Echidnas are out there, looking for love.
Echidnas are out there, looking for love. Ssanter/CC BY-SA 4.0

About echidnas, the odd and fascinating spiny mammal, there is one fact that you should never forget: when they mate, they form long, waddling processions called “love trains.”

For the uninitiated, echidnas are a rare type of mammal known as a “monotreme,” which are distinguished by the fact that they lay eggs. Along with the platypus, the four species of echidna—found in Australia, Tasmania, and New Guinea—are the only known monotremes left on the planet. And like their platypus cousins, echidnas also look like mash-up creatures.

Sometimes called “spiny anteaters,” echidnas are squat little animals, usually weighing somewhere around 11 pounds when fully grown.
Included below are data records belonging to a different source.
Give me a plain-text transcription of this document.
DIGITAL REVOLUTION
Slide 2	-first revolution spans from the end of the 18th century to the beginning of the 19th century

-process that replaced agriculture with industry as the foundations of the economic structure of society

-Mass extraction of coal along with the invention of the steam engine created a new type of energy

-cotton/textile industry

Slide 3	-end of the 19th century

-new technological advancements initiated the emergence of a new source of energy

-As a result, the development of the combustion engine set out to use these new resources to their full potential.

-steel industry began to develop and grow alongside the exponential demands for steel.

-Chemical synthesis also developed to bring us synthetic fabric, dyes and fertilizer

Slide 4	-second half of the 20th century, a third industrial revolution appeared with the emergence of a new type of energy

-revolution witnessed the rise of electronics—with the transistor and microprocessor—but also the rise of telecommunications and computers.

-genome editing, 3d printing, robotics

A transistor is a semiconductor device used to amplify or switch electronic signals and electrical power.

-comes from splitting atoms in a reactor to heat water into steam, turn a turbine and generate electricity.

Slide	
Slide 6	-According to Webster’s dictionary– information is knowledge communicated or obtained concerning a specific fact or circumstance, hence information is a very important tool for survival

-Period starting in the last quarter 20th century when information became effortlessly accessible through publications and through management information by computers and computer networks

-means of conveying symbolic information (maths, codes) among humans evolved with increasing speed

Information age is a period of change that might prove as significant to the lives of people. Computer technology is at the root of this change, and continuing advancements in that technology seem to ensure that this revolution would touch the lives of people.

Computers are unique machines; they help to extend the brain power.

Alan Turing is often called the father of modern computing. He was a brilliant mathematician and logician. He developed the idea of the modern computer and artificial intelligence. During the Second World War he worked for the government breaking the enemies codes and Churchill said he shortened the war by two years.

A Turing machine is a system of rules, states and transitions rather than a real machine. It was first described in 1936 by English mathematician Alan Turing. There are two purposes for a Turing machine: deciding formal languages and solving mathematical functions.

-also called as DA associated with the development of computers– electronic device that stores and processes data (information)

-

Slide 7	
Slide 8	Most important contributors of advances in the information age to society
Where a platypus resembles a combination of an otter and a duck, echidnas, with their tubular snouts and thick spines, look like a cross between a mole, a porcupine, and an anteater. They have short legs that end in long claws, which they use to dig into the earth and make burrows. Living large portions of their lives undercover, echidnas are said to be shy, quiet, and solitary.

They subsist on small bugs devoured through the mouth at the tip of their snout. Because they are so private, they are difficult to observe in a natural setting, and even though they are said to be the “most widely spread native Australian mammal,” relatively little is known about them. But the more we find out, the stranger and more wonderful they seem.

Among the odder facts about echidnas that have come to light are that they are hosts to what is possibly the world’s largest type of flea, and they might have the lowest general body temperature of any mammal. But the most notable quirk of echidna behavior is their mating trains. During the echidna mating season (for the Australian echidna, June-September), males will line up, snout-to-rump, behind a single female, and follow her around in a line for days or even weeks. These trains have been observed to have as many as ten males waddling around behind a female, the youngest male echidna bringing up the rear. Males might leave their train and form or join another during the season, literally chasing the dream of mating with an eligible female.

It’s not entirely clear why exactly these trains form. It could be a way to tire out the males until only the strongest is still following, or it could have to do with the female selectively waiting for the right male to get behind her. Either way, the behavior is often correlated with some kind of selection process.

When echidnas actually get down to business, it’s equally as enigmatic, with the male using its reptile-like four-headed penis to impregnate a female, sometimes while they hibernate. Echidnas then produce an egg that is held in a pouch (did we mention that echidnas have pouches?), until it is ready to hatch. Once they are finally born, baby echidnas are called “puggles.”

Whatever the true purpose behind the echidna love train, they make for a pretty odd sight. Watching groups of these spiny little guys totter along in their little parade is both fascinating and rare. The world can be a strange and alienating place, but at least the echidnas are out there following each other for love.